Machine Learning Model for Predicting System Recovery Scenarios
Find Innovative SolutionsGenerate Solutions
Solution Overview
Problem
Current security solutions focus on preventing recovery scenarios by detecting and patching system vulnerabilities, but they lack the ability to predict and mitigate emerging recovery scenarios effectively, often resulting in significant damage and inefficiencies in system recovery processes.
Innovation Solution
A method and security system that utilize machine learning to obtain system recovery indicators and predict the likelihood of a recovery scenario, allowing for preemptive actions to minimize consequences and enhance recovery outcomes by using a model trained on system recovery indicators.

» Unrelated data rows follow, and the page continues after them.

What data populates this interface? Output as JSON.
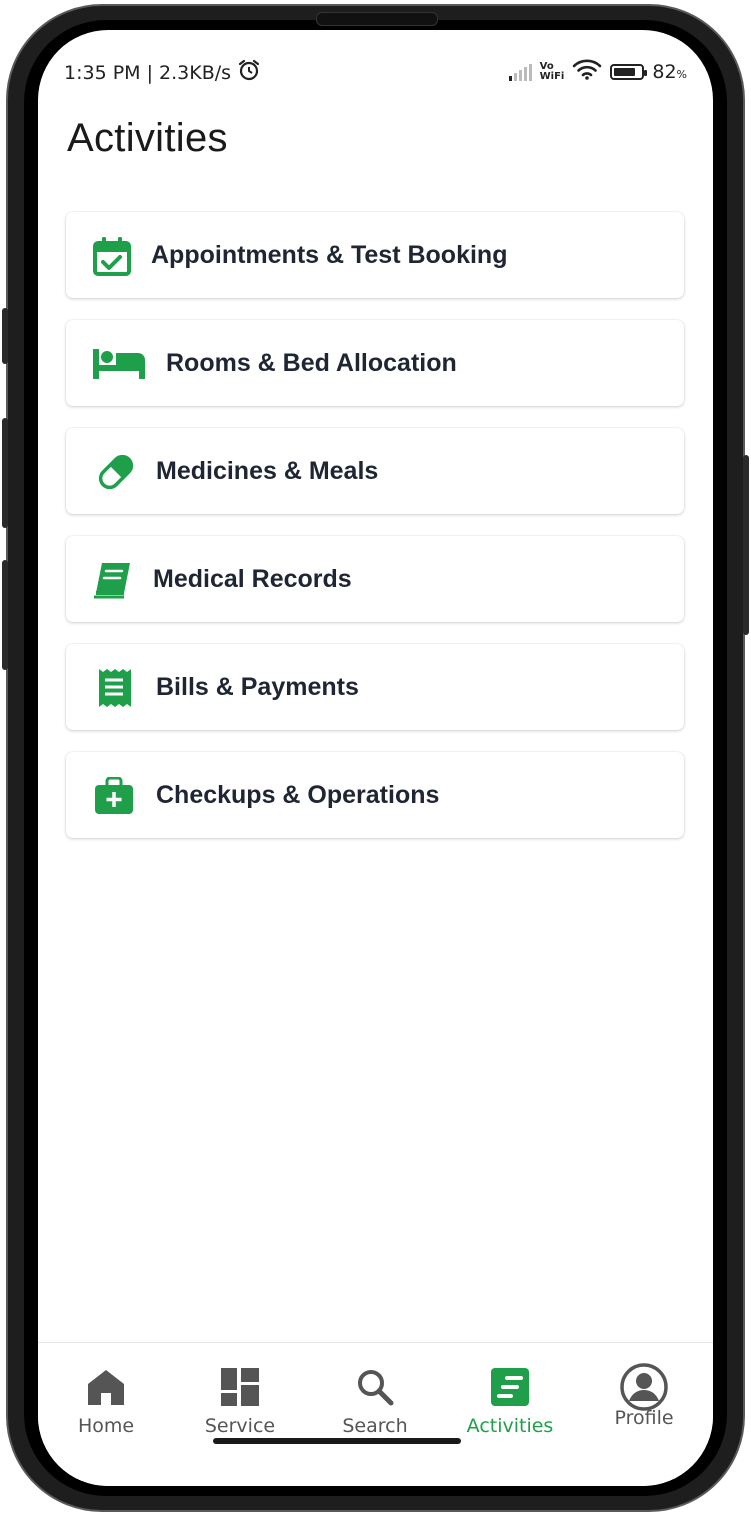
{
  "status_bar": {
    "time_speed": "1:35 PM | 2.3KB/s",
    "vowifi_line1": "Vo",
    "vowifi_line2": "WiFi",
    "battery_percent": "82",
    "battery_unit": "%",
    "battery_level": 0.82
  },
  "page": {
    "title": "Activities"
  },
  "accent_color": "#1f9f4a",
  "items": [
    {
      "label": "Appointments & Test Booking",
      "icon": "calendar-check-icon"
    },
    {
      "label": "Rooms & Bed Allocation",
      "icon": "bed-icon"
    },
    {
      "label": "Medicines & Meals",
      "icon": "capsule-icon"
    },
    {
      "label": "Medical Records",
      "icon": "book-icon"
    },
    {
      "label": "Bills & Payments",
      "icon": "receipt-icon"
    },
    {
      "label": "Checkups & Operations",
      "icon": "medical-kit-icon"
    }
  ],
  "nav": [
    {
      "label": "Home",
      "icon": "home-icon",
      "active": false
    },
    {
      "label": "Service",
      "icon": "grid-icon",
      "active": false
    },
    {
      "label": "Search",
      "icon": "search-icon",
      "active": false
    },
    {
      "label": "Activities",
      "icon": "activities-icon",
      "active": true
    },
    {
      "label": "Profile",
      "icon": "profile-icon",
      "active": false
    }
  ]
}
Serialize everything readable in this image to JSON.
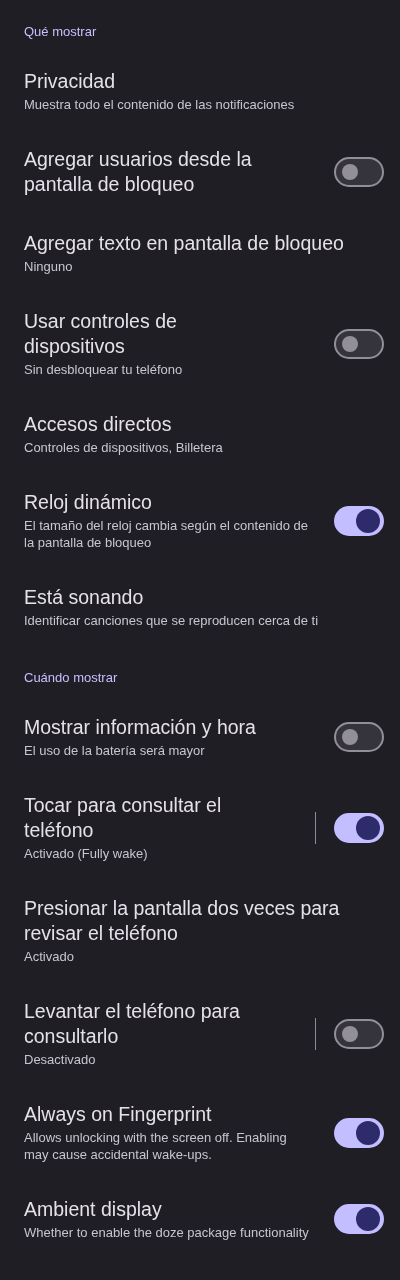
{
  "sections": [
    {
      "header": "Qué mostrar",
      "items": [
        {
          "kind": "plain",
          "title": "Privacidad",
          "summary": "Muestra todo el contenido de las notificaciones"
        },
        {
          "kind": "switch",
          "title": "Agregar usuarios desde la pantalla de bloqueo",
          "on": false,
          "divider": false
        },
        {
          "kind": "plain",
          "title": "Agregar texto en pantalla de bloqueo",
          "summary": "Ninguno"
        },
        {
          "kind": "switch",
          "title": "Usar controles de dispositivos",
          "summary": "Sin desbloquear tu teléfono",
          "on": false,
          "divider": false
        },
        {
          "kind": "plain",
          "title": "Accesos directos",
          "summary": "Controles de dispositivos, Billetera"
        },
        {
          "kind": "switch",
          "title": "Reloj dinámico",
          "summary": "El tamaño del reloj cambia según el contenido de la pantalla de bloqueo",
          "on": true,
          "divider": false
        },
        {
          "kind": "plain",
          "title": "Está sonando",
          "summary": "Identificar canciones que se reproducen cerca de ti"
        }
      ]
    },
    {
      "header": "Cuándo mostrar",
      "items": [
        {
          "kind": "switch",
          "title": "Mostrar información y hora",
          "summary": "El uso de la batería será mayor",
          "on": false,
          "divider": false
        },
        {
          "kind": "switch",
          "title": "Tocar para consultar el teléfono",
          "summary": "Activado (Fully wake)",
          "on": true,
          "divider": true
        },
        {
          "kind": "plain",
          "title": "Presionar la pantalla dos veces para revisar el teléfono",
          "summary": "Activado"
        },
        {
          "kind": "switch",
          "title": "Levantar el teléfono para consultarlo",
          "summary": "Desactivado",
          "on": false,
          "divider": true
        },
        {
          "kind": "switch",
          "title": "Always on Fingerprint",
          "summary": "Allows unlocking with the screen off. Enabling may cause accidental wake-ups.",
          "on": true,
          "divider": false
        },
        {
          "kind": "switch",
          "title": "Ambient display",
          "summary": "Whether to enable the doze package functionality",
          "on": true,
          "divider": false
        }
      ]
    }
  ]
}
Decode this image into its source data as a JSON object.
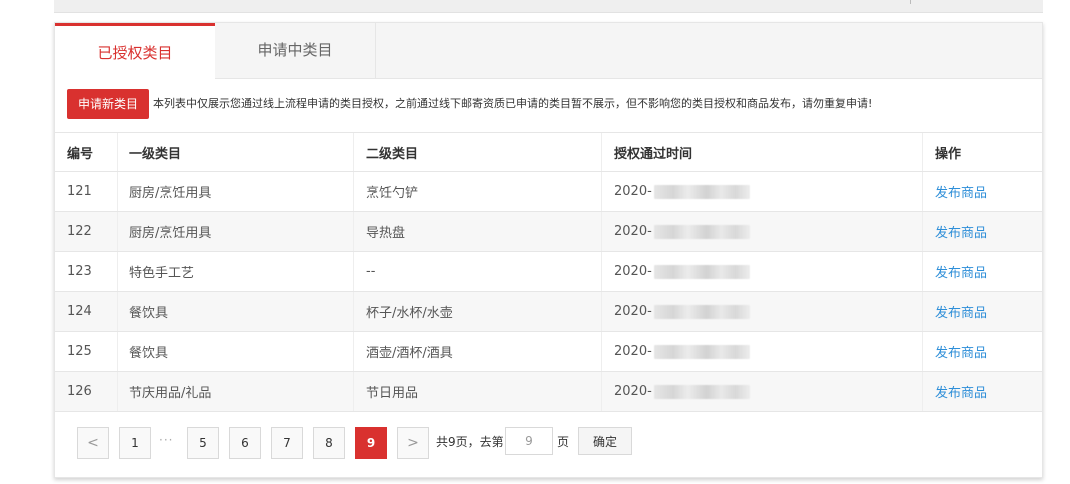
{
  "tabs": [
    {
      "label": "已授权类目",
      "active": true
    },
    {
      "label": "申请中类目",
      "active": false
    }
  ],
  "notice": {
    "button_label": "申请新类目",
    "text": "本列表中仅展示您通过线上流程申请的类目授权，之前通过线下邮寄资质已申请的类目暂不展示，但不影响您的类目授权和商品发布，请勿重复申请!"
  },
  "table": {
    "headers": [
      "编号",
      "一级类目",
      "二级类目",
      "授权通过时间",
      "操作"
    ],
    "rows": [
      {
        "id": "121",
        "cat1": "厨房/烹饪用具",
        "cat2": "烹饪勺铲",
        "time": "2020-",
        "action": "发布商品"
      },
      {
        "id": "122",
        "cat1": "厨房/烹饪用具",
        "cat2": "导热盘",
        "time": "2020-",
        "action": "发布商品"
      },
      {
        "id": "123",
        "cat1": "特色手工艺",
        "cat2": "--",
        "time": "2020-",
        "action": "发布商品"
      },
      {
        "id": "124",
        "cat1": "餐饮具",
        "cat2": "杯子/水杯/水壶",
        "time": "2020-",
        "action": "发布商品"
      },
      {
        "id": "125",
        "cat1": "餐饮具",
        "cat2": "酒壶/酒杯/酒具",
        "time": "2020-",
        "action": "发布商品"
      },
      {
        "id": "126",
        "cat1": "节庆用品/礼品",
        "cat2": "节日用品",
        "time": "2020-",
        "action": "发布商品"
      }
    ]
  },
  "pagination": {
    "prev_icon": "chevron-left-icon",
    "next_icon": "chevron-right-icon",
    "prev_glyph": "<",
    "next_glyph": ">",
    "first": "1",
    "ellipsis": "···",
    "pages": [
      "5",
      "6",
      "7",
      "8"
    ],
    "current": "9",
    "total_text": "共9页，去第",
    "input_value": "9",
    "page_suffix": "页",
    "confirm_label": "确定"
  },
  "colors": {
    "accent": "#d9312f",
    "link": "#2d8ed8"
  }
}
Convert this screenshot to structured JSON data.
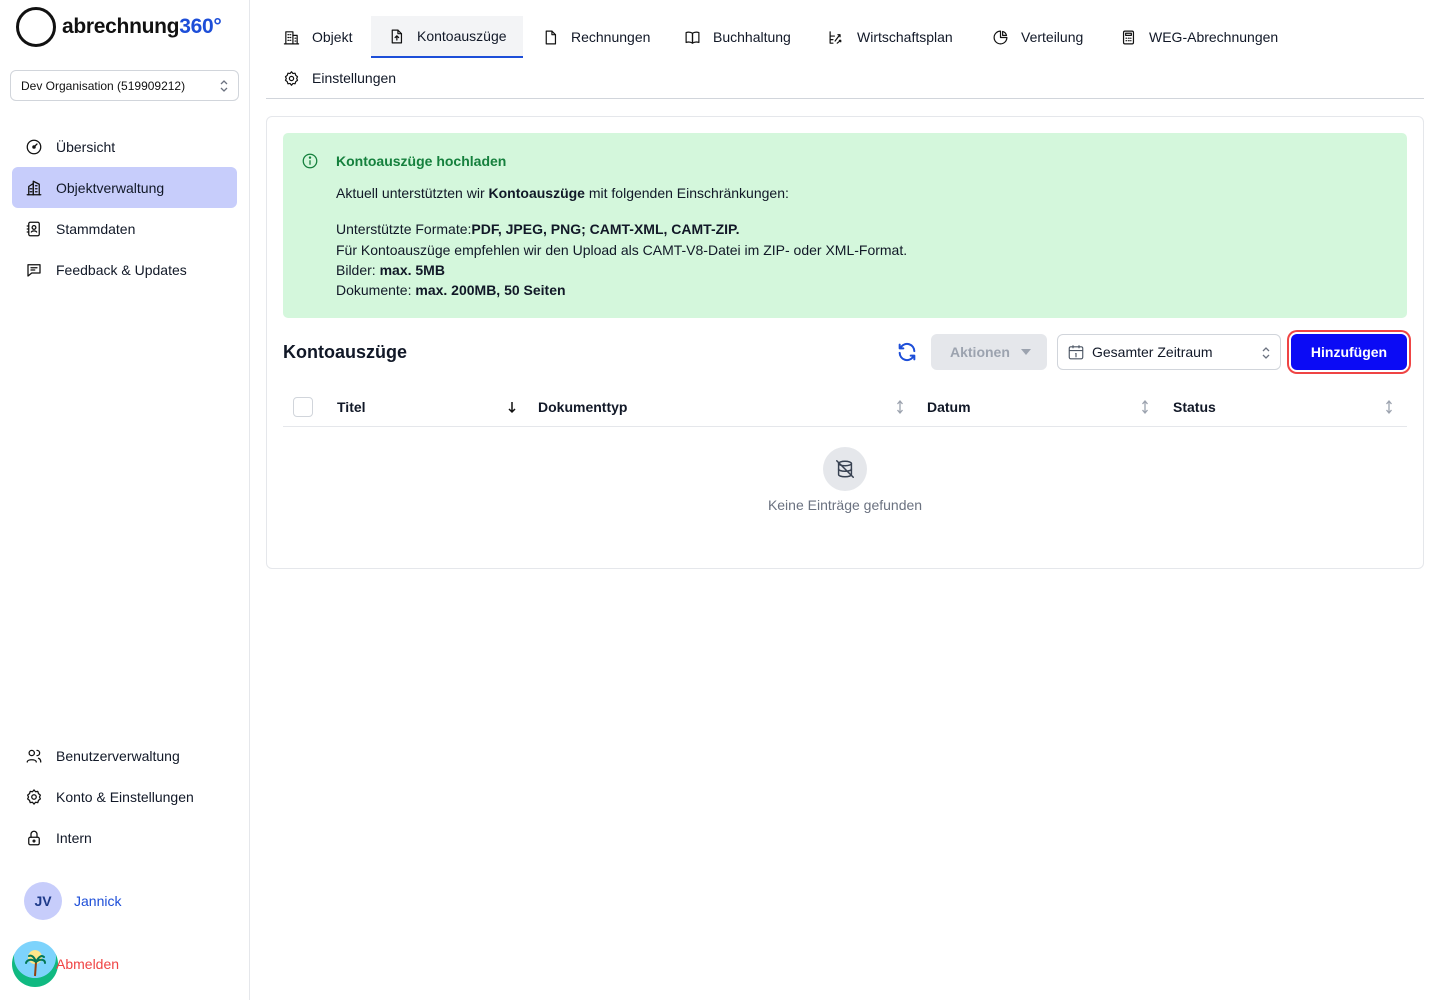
{
  "brand": {
    "name_main": "abrechnung",
    "name_accent": "360°"
  },
  "organization": {
    "selected": "Dev Organisation (519909212)"
  },
  "sidebar": {
    "top_items": [
      {
        "label": "Übersicht",
        "icon": "gauge-icon"
      },
      {
        "label": "Objektverwaltung",
        "icon": "buildings-icon",
        "active": true
      },
      {
        "label": "Stammdaten",
        "icon": "address-book-icon"
      },
      {
        "label": "Feedback & Updates",
        "icon": "chat-icon"
      }
    ],
    "bottom_items": [
      {
        "label": "Benutzerverwaltung",
        "icon": "users-icon"
      },
      {
        "label": "Konto & Einstellungen",
        "icon": "gear-icon"
      },
      {
        "label": "Intern",
        "icon": "lock-icon"
      }
    ],
    "user": {
      "initials": "JV",
      "name": "Jannick"
    },
    "logout_label": "Abmelden"
  },
  "tabs": [
    {
      "label": "Objekt",
      "icon": "building-icon"
    },
    {
      "label": "Kontoauszüge",
      "icon": "file-upload-icon",
      "active": true
    },
    {
      "label": "Rechnungen",
      "icon": "file-icon"
    },
    {
      "label": "Buchhaltung",
      "icon": "book-icon"
    },
    {
      "label": "Wirtschaftsplan",
      "icon": "chart-arrow-icon"
    },
    {
      "label": "Verteilung",
      "icon": "pie-chart-icon"
    },
    {
      "label": "WEG-Abrechnungen",
      "icon": "calculator-icon"
    },
    {
      "label": "Einstellungen",
      "icon": "gear-icon"
    }
  ],
  "alert": {
    "title": "Kontoauszüge hochladen",
    "intro_prefix": "Aktuell unterstützten wir ",
    "intro_bold": "Kontoauszüge",
    "intro_suffix": " mit folgenden Einschränkungen:",
    "formats_prefix": "Unterstützte Formate:",
    "formats_bold": "PDF, JPEG, PNG; CAMT-XML, CAMT-ZIP.",
    "recommendation": "Für Kontoauszüge empfehlen wir den Upload als CAMT-V8-Datei im ZIP- oder XML-Format.",
    "images_prefix": "Bilder: ",
    "images_bold": "max. 5MB",
    "documents_prefix": "Dokumente: ",
    "documents_bold": "max. 200MB, 50 Seiten"
  },
  "list": {
    "title": "Kontoauszüge",
    "actions_label": "Aktionen",
    "range_label": "Gesamter Zeitraum",
    "add_label": "Hinzufügen",
    "columns": [
      "Titel",
      "Dokumenttyp",
      "Datum",
      "Status"
    ],
    "empty_text": "Keine Einträge gefunden"
  }
}
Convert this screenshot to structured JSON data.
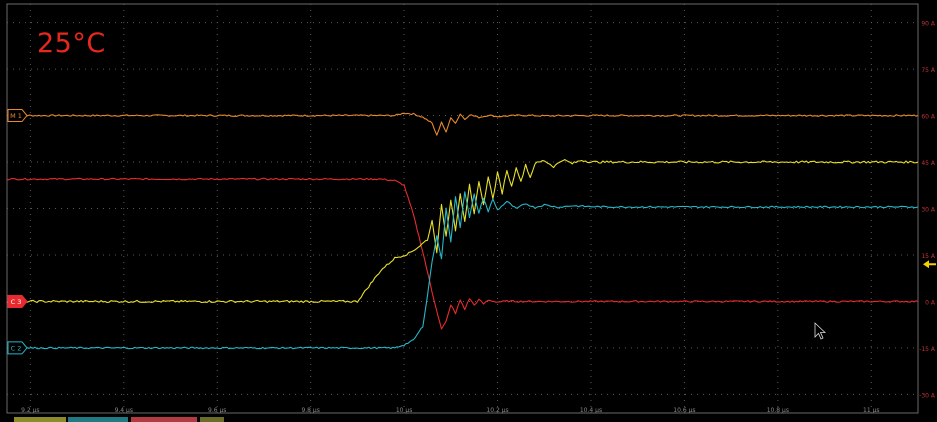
{
  "temperature_label": "25°C",
  "colors": {
    "background": "#000000",
    "grid": "#5a5a5a",
    "orange": "#e8892c",
    "red": "#e82a30",
    "yellow": "#e8e028",
    "cyan": "#25b7c8",
    "right_axis_text": "#c2343a",
    "bottom_axis_text": "#8a8a8a",
    "marker_arrow": "#f2d200"
  },
  "chart_data": {
    "type": "line",
    "title": "",
    "xlabel": "",
    "ylabel": "",
    "x_unit": "µs",
    "x_range": [
      9.15,
      11.1
    ],
    "y_range": [
      -36,
      96
    ],
    "grid": true,
    "x_ticks": [
      {
        "value": 9.2,
        "label": "9.2 µs"
      },
      {
        "value": 9.4,
        "label": "9.4 µs"
      },
      {
        "value": 9.6,
        "label": "9.6 µs"
      },
      {
        "value": 9.8,
        "label": "9.8 µs"
      },
      {
        "value": 10.0,
        "label": "10 µs"
      },
      {
        "value": 10.2,
        "label": "10.2 µs"
      },
      {
        "value": 10.4,
        "label": "10.4 µs"
      },
      {
        "value": 10.6,
        "label": "10.6 µs"
      },
      {
        "value": 10.8,
        "label": "10.8 µs"
      },
      {
        "value": 11.0,
        "label": "11 µs"
      }
    ],
    "y_ticks": [
      {
        "value": 90,
        "label": "90 A"
      },
      {
        "value": 75,
        "label": "75 A"
      },
      {
        "value": 60,
        "label": "60 A"
      },
      {
        "value": 45,
        "label": "45 A"
      },
      {
        "value": 30,
        "label": "30 A"
      },
      {
        "value": 15,
        "label": "15 A"
      },
      {
        "value": 0,
        "label": "0 A"
      },
      {
        "value": -15,
        "label": "-15 A"
      },
      {
        "value": -30,
        "label": "-30 A"
      }
    ],
    "channel_markers": [
      {
        "label": "M 1",
        "level": 60,
        "color": "orange"
      },
      {
        "label": "C 3",
        "level": 0,
        "color": "red"
      },
      {
        "label": "C 2",
        "level": -15,
        "color": "cyan"
      }
    ],
    "series": [
      {
        "color": "orange",
        "noise": 0.25,
        "x": [
          9.15,
          9.98,
          10.0,
          10.02,
          10.04,
          10.06,
          10.07,
          10.08,
          10.09,
          10.1,
          10.11,
          10.12,
          10.13,
          10.14,
          10.16,
          10.18,
          10.2,
          10.25,
          10.3,
          10.4,
          11.1
        ],
        "y": [
          60,
          60,
          60.8,
          60.5,
          59.5,
          57.5,
          53.5,
          58.0,
          54.5,
          59.5,
          57.5,
          60.5,
          58.8,
          60.3,
          59.4,
          60.1,
          59.7,
          60.1,
          59.9,
          60.0,
          60.0
        ]
      },
      {
        "color": "red",
        "noise": 0.25,
        "x": [
          9.15,
          9.95,
          9.98,
          10.0,
          10.02,
          10.04,
          10.06,
          10.08,
          10.09,
          10.1,
          10.11,
          10.12,
          10.13,
          10.14,
          10.15,
          10.16,
          10.17,
          10.18,
          10.2,
          10.22,
          10.25,
          10.3,
          11.1
        ],
        "y": [
          39.5,
          39.5,
          39.0,
          37.5,
          28.0,
          16.0,
          3.0,
          -9.0,
          -6.5,
          -1.0,
          -4.0,
          0.5,
          -2.5,
          1.0,
          -1.2,
          0.6,
          -0.8,
          0.4,
          -0.2,
          0.1,
          0.0,
          0.0,
          0.0
        ]
      },
      {
        "color": "yellow",
        "noise": 0.35,
        "x": [
          9.15,
          9.9,
          9.92,
          9.95,
          9.98,
          10.01,
          10.03,
          10.05,
          10.06,
          10.07,
          10.08,
          10.09,
          10.1,
          10.11,
          10.12,
          10.13,
          10.14,
          10.15,
          10.16,
          10.17,
          10.18,
          10.19,
          10.2,
          10.21,
          10.22,
          10.23,
          10.24,
          10.25,
          10.26,
          10.27,
          10.28,
          10.3,
          10.32,
          10.34,
          10.36,
          10.38,
          10.4,
          11.1
        ],
        "y": [
          0,
          0,
          4.0,
          10.0,
          14.0,
          15.5,
          17.5,
          20.0,
          26.0,
          16.0,
          31.0,
          21.0,
          33.0,
          23.0,
          35.0,
          25.5,
          37.5,
          28.0,
          39.0,
          31.0,
          40.5,
          33.0,
          41.5,
          35.0,
          42.5,
          37.0,
          43.5,
          38.5,
          44.2,
          40.0,
          44.5,
          45.5,
          43.5,
          45.8,
          44.5,
          45.6,
          45.0,
          45.0
        ]
      },
      {
        "color": "cyan",
        "noise": 0.25,
        "x": [
          9.15,
          9.98,
          10.0,
          10.02,
          10.04,
          10.05,
          10.06,
          10.07,
          10.08,
          10.09,
          10.1,
          10.11,
          10.12,
          10.13,
          10.14,
          10.15,
          10.16,
          10.17,
          10.18,
          10.19,
          10.2,
          10.22,
          10.24,
          10.26,
          10.28,
          10.3,
          10.33,
          10.36,
          10.4,
          10.45,
          11.1
        ],
        "y": [
          -15.0,
          -15.0,
          -14.0,
          -12.5,
          -8.0,
          2.0,
          13.0,
          21.0,
          14.0,
          30.0,
          19.0,
          34.0,
          24.0,
          35.5,
          27.0,
          34.5,
          28.5,
          33.5,
          29.0,
          33.0,
          29.5,
          32.3,
          29.9,
          31.6,
          30.3,
          31.2,
          30.4,
          30.9,
          30.6,
          30.5,
          30.5
        ]
      }
    ]
  }
}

Engineering Contradictions & Design Principles
Engineering Contradiction Analysis
1Reliability
If machine learning models are used to predict recovery scenarios, then system security and recovery effectiveness are improved, but device complexity and computational resource requirements increase
Solution Approach 1:
The system performs preliminary actions by training machine learning models on historical recovery data beforehand. The models are pre-trained to recognize patterns and predict upcoming recovery scenarios, allowing the system to prepare predictive capabilities in advance rather than analyzing data in real-time during crises, thus improving reliability while managing complexity through advance preparation
Solution Approach 2:
The patent introduces machine learning models as intermediary components between raw system data and recovery predictions. These models act as mediators that process complex patterns in system indicators and translate them into actionable predictions, reducing the complexity burden on the overall system while maintaining high reliability through sophisticated pattern recognition
2Reliability
If regular backups and manual restoration processes are used, then system recovery capability is maintained, but loss of time and operational downtime increase
Solution Approach 1:
The system performs preliminary actions by continuously monitoring system indicators and predicting recovery scenarios before they fully manifest. By detecting early signs of system degradation or attack patterns, the system can initiate recovery processes proactively, significantly reducing the time required for full system restoration compared to reactive backup approaches
Solution Approach 2:
The patent implements feedback mechanisms where the machine learning model continuously analyzes system state changes and adjusts predictions in real-time. This feedback loop allows the system to respond dynamically to emerging threats, optimizing recovery timing and reducing overall recovery time by acting on real-time system state information rather than relying on scheduled backups
3Measurement precision
If comprehensive system monitoring and analysis are implemented, then detection precision of recovery scenarios is improved, but use of energy and computational resources increases
Solution Approach 1:
The system applies local quality by focusing computational resources on analyzing specific critical system indicators that are most predictive of recovery scenarios. Rather than uniformly monitoring all system parameters with equal intensity, the machine learning model identifies and prioritizes key indicators, achieving high detection precision while minimizing overall computational energy consumption by concentrating analysis where it matters most
Data Source
AI summary
A method (200) for use in securing a computing system (416) against a recovery scenario from which the computing system would require recovery. The method comprises: i) obtaining (202) system recovery indicators for the computing system; and ii) predicting (204) a likelihood that the computing system will undergo the recovery scenario from the system recovery indicators using a model trained using a machine learning process that takes as input the system recovery indicators.